Improve memory usage around the BasePdfManager.docBaseUrl parameter (PR 7689 follow-up)

While there is nothing *outright* wrong with the existing implementation, it can however lead to increased memory usage in one particular case (that I completely overlooked when implementing this): For "data:"-URLs, which by definition contains the entire PDF document and can thus be arbitrarily large, we obviously want to avoid sending, storing, and/or logging the "raw" docBaseUrl in that case. To address this, this patch makes the following changes: - Ignore any non-string in the `docBaseUrl` option passed to `getDocument`, since those are unsupported anyway, already on the main-thread. - Ignore "data:"-URLs in the `docBaseUrl` option passed to `getDocument`, to avoid having to send what could potentially be a *very* long string to the worker-thread. - Parse the `docBaseUrl` option *directly* in the `BasePdfManager`-constructors, on the worker-thread, to avoid having to store the "raw" docBaseUrl in the first place.

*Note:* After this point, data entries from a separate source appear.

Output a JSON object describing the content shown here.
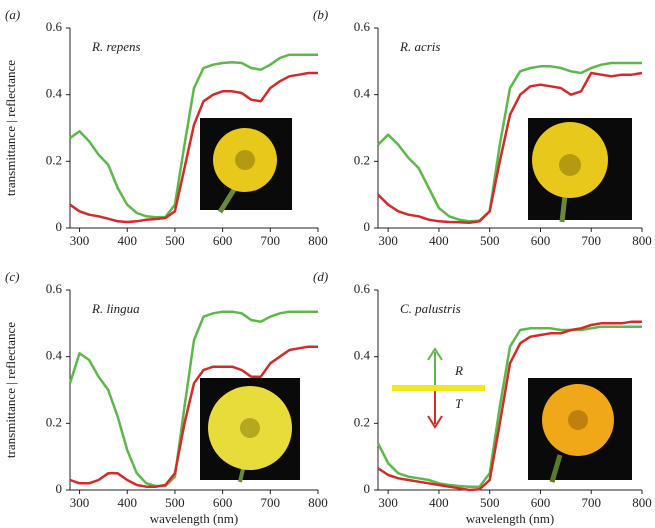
{
  "chart_data": [
    {
      "type": "line",
      "panel_label": "(a)",
      "title": "R. repens",
      "ylabel": "transmittance | reflectance",
      "x": [
        280,
        300,
        320,
        340,
        360,
        380,
        400,
        420,
        440,
        460,
        480,
        500,
        520,
        540,
        560,
        580,
        600,
        620,
        640,
        660,
        680,
        700,
        720,
        740,
        760,
        780,
        800
      ],
      "series": [
        {
          "color": "#5cb848",
          "values": [
            0.27,
            0.29,
            0.26,
            0.22,
            0.19,
            0.12,
            0.07,
            0.045,
            0.035,
            0.032,
            0.033,
            0.07,
            0.25,
            0.42,
            0.48,
            0.49,
            0.495,
            0.497,
            0.495,
            0.48,
            0.475,
            0.49,
            0.51,
            0.52,
            0.52,
            0.52,
            0.52
          ]
        },
        {
          "color": "#d42a2a",
          "values": [
            0.07,
            0.05,
            0.04,
            0.035,
            0.028,
            0.02,
            0.018,
            0.02,
            0.025,
            0.027,
            0.03,
            0.05,
            0.18,
            0.31,
            0.38,
            0.4,
            0.41,
            0.41,
            0.405,
            0.385,
            0.38,
            0.42,
            0.44,
            0.455,
            0.46,
            0.465,
            0.465
          ]
        }
      ],
      "xlim": [
        280,
        800
      ],
      "ylim": [
        0,
        0.6
      ],
      "xticks": [
        300,
        400,
        500,
        600,
        700,
        800
      ],
      "yticks": [
        0,
        0.2,
        0.4,
        0.6
      ]
    },
    {
      "type": "line",
      "panel_label": "(b)",
      "title": "R. acris",
      "x": [
        280,
        300,
        320,
        340,
        360,
        380,
        400,
        420,
        440,
        460,
        480,
        500,
        520,
        540,
        560,
        580,
        600,
        620,
        640,
        660,
        680,
        700,
        720,
        740,
        760,
        780,
        800
      ],
      "series": [
        {
          "color": "#5cb848",
          "values": [
            0.25,
            0.28,
            0.25,
            0.21,
            0.18,
            0.12,
            0.06,
            0.035,
            0.025,
            0.02,
            0.022,
            0.05,
            0.25,
            0.42,
            0.47,
            0.48,
            0.485,
            0.485,
            0.48,
            0.47,
            0.465,
            0.48,
            0.49,
            0.495,
            0.495,
            0.495,
            0.495
          ]
        },
        {
          "color": "#d42a2a",
          "values": [
            0.1,
            0.07,
            0.05,
            0.04,
            0.035,
            0.025,
            0.02,
            0.018,
            0.017,
            0.016,
            0.02,
            0.05,
            0.2,
            0.34,
            0.4,
            0.425,
            0.43,
            0.425,
            0.42,
            0.4,
            0.41,
            0.465,
            0.46,
            0.455,
            0.46,
            0.46,
            0.465
          ]
        }
      ],
      "xlim": [
        280,
        800
      ],
      "ylim": [
        0,
        0.6
      ],
      "xticks": [
        300,
        400,
        500,
        600,
        700,
        800
      ],
      "yticks": [
        0,
        0.2,
        0.4,
        0.6
      ]
    },
    {
      "type": "line",
      "panel_label": "(c)",
      "title": "R. lingua",
      "ylabel": "transmittance | reflectance",
      "xlabel": "wavelength (nm)",
      "x": [
        280,
        300,
        320,
        340,
        360,
        380,
        400,
        420,
        440,
        460,
        480,
        500,
        520,
        540,
        560,
        580,
        600,
        620,
        640,
        660,
        680,
        700,
        720,
        740,
        760,
        780,
        800
      ],
      "series": [
        {
          "color": "#5cb848",
          "values": [
            0.32,
            0.41,
            0.39,
            0.34,
            0.3,
            0.22,
            0.12,
            0.05,
            0.02,
            0.012,
            0.012,
            0.04,
            0.25,
            0.45,
            0.52,
            0.53,
            0.535,
            0.535,
            0.53,
            0.51,
            0.505,
            0.52,
            0.53,
            0.535,
            0.535,
            0.535,
            0.535
          ]
        },
        {
          "color": "#d42a2a",
          "values": [
            0.03,
            0.02,
            0.02,
            0.03,
            0.05,
            0.05,
            0.03,
            0.015,
            0.01,
            0.01,
            0.015,
            0.05,
            0.2,
            0.32,
            0.36,
            0.37,
            0.37,
            0.37,
            0.36,
            0.34,
            0.34,
            0.38,
            0.4,
            0.42,
            0.425,
            0.43,
            0.43
          ]
        }
      ],
      "xlim": [
        280,
        800
      ],
      "ylim": [
        0,
        0.6
      ],
      "xticks": [
        300,
        400,
        500,
        600,
        700,
        800
      ],
      "yticks": [
        0,
        0.2,
        0.4,
        0.6
      ]
    },
    {
      "type": "line",
      "panel_label": "(d)",
      "title": "C. palustris",
      "xlabel": "wavelength (nm)",
      "annotations": [
        "R",
        "T"
      ],
      "x": [
        280,
        300,
        320,
        340,
        360,
        380,
        400,
        420,
        440,
        460,
        480,
        500,
        520,
        540,
        560,
        580,
        600,
        620,
        640,
        660,
        680,
        700,
        720,
        740,
        760,
        780,
        800
      ],
      "series": [
        {
          "color": "#5cb848",
          "values": [
            0.14,
            0.08,
            0.05,
            0.04,
            0.035,
            0.03,
            0.02,
            0.015,
            0.012,
            0.01,
            0.01,
            0.05,
            0.25,
            0.43,
            0.48,
            0.485,
            0.485,
            0.485,
            0.48,
            0.48,
            0.48,
            0.485,
            0.49,
            0.49,
            0.49,
            0.49,
            0.49
          ]
        },
        {
          "color": "#d42a2a",
          "values": [
            0.065,
            0.045,
            0.035,
            0.03,
            0.025,
            0.02,
            0.015,
            0.01,
            0.005,
            0,
            0.002,
            0.03,
            0.2,
            0.38,
            0.44,
            0.46,
            0.465,
            0.47,
            0.47,
            0.48,
            0.485,
            0.495,
            0.5,
            0.5,
            0.5,
            0.505,
            0.505
          ]
        }
      ],
      "xlim": [
        280,
        800
      ],
      "ylim": [
        0,
        0.6
      ],
      "xticks": [
        300,
        400,
        500,
        600,
        700,
        800
      ],
      "yticks": [
        0,
        0.2,
        0.4,
        0.6
      ]
    }
  ]
}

2025-07-09 09:45:42 +02:00 · 2021-03-16 11:56:39 +01:00 · 2021-03-16 11:56:39 +01:00 · c4c7216171
commit c4c7216171
parent bd9dee1544
3 changed files with 26 additions and 18 deletions
--- a/src/display/api.js
+++ b/src/display/api.js
@ -40,6 +40,7 @@ import {
  deprecated,
  DOMCanvasFactory,
  DOMCMapReaderFactory,
+  isDataScheme,
  loadScript,
  PageViewport,
  RenderingCancelledException,
@ -285,6 +286,15 @@ function getDocument(src) {
  params.fontExtraProperties = params.fontExtraProperties === true;
  params.pdfBug = params.pdfBug === true;

+  if (
+    typeof params.docBaseUrl !== "string" ||
+    isDataScheme(params.docBaseUrl)
+  ) {
+    // Ignore "data:"-URLs, since they can't be used to recover valid absolute
+    // URLs anyway. We want to avoid sending them to the worker-thread, since
+    // they contain the *entire* PDF document and can thus be arbitrarily long.
+    params.docBaseUrl = null;
+  }
  if (!Number.isInteger(params.maxImageSize)) {
    params.maxImageSize = -1;
  }